The Indian electric two-wheeler market, billed as the low-hanging fruit of the EV industry along with e-three-wheelers, is seeing action aplenty. Not a day goes by without the news of either a new product in the offing, an OEM announcing a plant location or a retail strategy designed to draw consumers.
Both the Central government and many state governments are bullish on the transition from petrol-engined two-wheelers to emission-free products and there’s plenty on offer in the form of EV buyer subsidies. The e-two-wheeler market in India is now buzzing with start-ups, new players and also major OEMs like Bajaj Auto, TVS Motor Co and the soon-to-enter Hero MotoCorp. However, there does not seem be major consensus on a consortium or about voluntary standardisation of tech.
According to Diego Graffi, Chairman and MD, Piaggio Vehicles, “My experience with India is that getting so many players to agree on one thing is honestly very difficult.” An interesting observation or harsh reality?
Graffi goes on to explain that when it comes to an alliance like the one Piaggio has with KTM, Yamaha and Honda in European, is because of the low two-wheeler volumes. “The point of difference between Europe and India is the size of the market. For the European market, if you have to create a battery swapping network you have to create mass volume to create a standard. In India, the volume is already there so you can afford to have 2-3 standards?”

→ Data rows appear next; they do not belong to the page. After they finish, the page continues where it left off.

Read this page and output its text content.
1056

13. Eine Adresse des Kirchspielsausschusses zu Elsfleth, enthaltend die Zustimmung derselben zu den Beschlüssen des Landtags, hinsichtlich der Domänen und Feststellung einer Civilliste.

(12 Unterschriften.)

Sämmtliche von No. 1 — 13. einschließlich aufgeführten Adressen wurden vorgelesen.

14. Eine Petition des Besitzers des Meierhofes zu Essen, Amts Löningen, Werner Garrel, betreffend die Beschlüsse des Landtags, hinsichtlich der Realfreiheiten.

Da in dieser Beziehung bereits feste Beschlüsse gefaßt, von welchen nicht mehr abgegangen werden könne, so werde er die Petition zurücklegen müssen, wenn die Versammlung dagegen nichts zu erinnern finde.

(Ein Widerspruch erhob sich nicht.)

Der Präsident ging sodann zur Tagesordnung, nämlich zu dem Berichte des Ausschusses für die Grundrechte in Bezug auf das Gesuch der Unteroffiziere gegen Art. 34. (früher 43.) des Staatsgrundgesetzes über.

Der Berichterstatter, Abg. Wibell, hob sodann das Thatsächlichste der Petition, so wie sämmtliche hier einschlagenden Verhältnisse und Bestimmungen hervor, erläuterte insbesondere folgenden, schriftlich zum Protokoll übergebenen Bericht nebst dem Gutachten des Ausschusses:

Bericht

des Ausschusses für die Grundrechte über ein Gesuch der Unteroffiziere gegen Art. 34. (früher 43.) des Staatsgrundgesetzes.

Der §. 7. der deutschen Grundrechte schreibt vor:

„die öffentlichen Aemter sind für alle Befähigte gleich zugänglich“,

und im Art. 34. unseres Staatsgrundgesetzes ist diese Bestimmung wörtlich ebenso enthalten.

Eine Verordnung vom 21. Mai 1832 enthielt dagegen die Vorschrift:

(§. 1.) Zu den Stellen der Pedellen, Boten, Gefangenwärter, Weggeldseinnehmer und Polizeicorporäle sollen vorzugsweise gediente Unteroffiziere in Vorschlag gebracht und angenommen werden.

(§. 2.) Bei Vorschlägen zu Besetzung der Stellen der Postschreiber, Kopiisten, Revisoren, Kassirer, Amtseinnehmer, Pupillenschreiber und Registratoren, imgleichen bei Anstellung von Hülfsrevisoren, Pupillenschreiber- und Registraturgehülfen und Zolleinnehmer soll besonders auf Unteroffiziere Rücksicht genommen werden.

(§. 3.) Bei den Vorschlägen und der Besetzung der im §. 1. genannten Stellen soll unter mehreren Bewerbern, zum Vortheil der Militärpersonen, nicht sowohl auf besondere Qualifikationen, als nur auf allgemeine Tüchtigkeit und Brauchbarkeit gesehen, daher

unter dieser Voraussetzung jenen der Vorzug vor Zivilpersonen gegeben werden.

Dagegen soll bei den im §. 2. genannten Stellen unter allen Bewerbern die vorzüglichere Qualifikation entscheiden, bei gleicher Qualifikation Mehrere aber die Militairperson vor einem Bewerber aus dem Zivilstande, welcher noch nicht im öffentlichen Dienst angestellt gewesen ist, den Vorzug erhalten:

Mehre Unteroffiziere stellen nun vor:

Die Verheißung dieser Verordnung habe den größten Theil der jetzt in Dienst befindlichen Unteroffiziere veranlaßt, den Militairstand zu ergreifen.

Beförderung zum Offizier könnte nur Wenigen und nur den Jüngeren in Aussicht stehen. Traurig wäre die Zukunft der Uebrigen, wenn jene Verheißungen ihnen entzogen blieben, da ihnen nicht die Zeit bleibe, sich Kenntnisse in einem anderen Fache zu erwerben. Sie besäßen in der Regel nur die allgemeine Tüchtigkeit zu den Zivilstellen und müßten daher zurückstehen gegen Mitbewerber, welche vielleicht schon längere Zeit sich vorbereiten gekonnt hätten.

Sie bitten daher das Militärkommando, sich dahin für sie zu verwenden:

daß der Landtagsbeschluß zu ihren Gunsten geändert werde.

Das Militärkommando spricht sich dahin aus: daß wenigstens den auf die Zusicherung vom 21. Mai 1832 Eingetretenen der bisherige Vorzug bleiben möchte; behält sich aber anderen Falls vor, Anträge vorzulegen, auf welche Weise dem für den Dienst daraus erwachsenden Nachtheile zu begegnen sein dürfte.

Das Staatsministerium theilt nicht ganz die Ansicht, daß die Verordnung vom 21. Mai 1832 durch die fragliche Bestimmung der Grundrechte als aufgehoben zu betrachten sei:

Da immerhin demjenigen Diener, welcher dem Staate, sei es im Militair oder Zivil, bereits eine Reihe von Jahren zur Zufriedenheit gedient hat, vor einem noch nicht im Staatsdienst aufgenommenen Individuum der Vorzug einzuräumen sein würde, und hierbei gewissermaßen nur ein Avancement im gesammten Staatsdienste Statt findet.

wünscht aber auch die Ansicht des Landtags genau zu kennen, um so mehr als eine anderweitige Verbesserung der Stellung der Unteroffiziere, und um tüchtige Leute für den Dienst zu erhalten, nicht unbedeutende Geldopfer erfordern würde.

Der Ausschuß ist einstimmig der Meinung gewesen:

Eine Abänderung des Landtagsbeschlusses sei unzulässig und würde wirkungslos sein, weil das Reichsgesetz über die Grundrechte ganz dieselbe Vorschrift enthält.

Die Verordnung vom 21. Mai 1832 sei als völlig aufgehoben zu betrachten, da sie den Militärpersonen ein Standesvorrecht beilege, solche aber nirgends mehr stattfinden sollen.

While Piaggio has introduced the Vespa Elettrica and recently showcased Piaggio One modular platform for the global market, the products are not likely to be introduced in India. It is no secret that Piaggio is developing an electric two-wheeler for the Indian market. But while the details are scarce, Graffi says, “We will enter the electric two-wheeler space with a product that will provide us a competitive advantage in terms of customer experience for the next 5-6 years. That is why we are taking longer time. The product is being designed and developed in Italy for the global market. The electric mobility segment is highly exposed to quantum jump in technology advancement.”
He recollects that when he joined Piaggio India in 2017-18, the e-scooter market was still in a very nascent stage. “But in just 4 years, we have seen how a number of players have come up. This is what is beautiful about India – you see a quantum leap in terms of technology in just a couple of years. What happens in other parts of the world over 10 years, it happens in India in just 2-3 years.”
Incentivised EV buying not sustainable
According to Piaggio Vehicles’ chief, while there are many subsidies being provided on electric two-wheelers at present, it is not a sustainable route for the market, an example seen in China. Graffi believes incentivisation is not a sustainable business for electric two-wheelers. “It is in the short-and-medium term, but in the long term you cannot just rely on incentives. You have to create a ground of competitiveness in India, where battery and powertrain cost are more affordable than the ICE scooter.”
Sharing his views on the benefits of battery swapping versus charging, Graffi believes that both will go hand in hand. “I believe both will grow in parallel. Swappable and portable is almost the same.” Piaggio says it is working closely with its supplier base to create a local manufacturing ecosystem for its EV plans.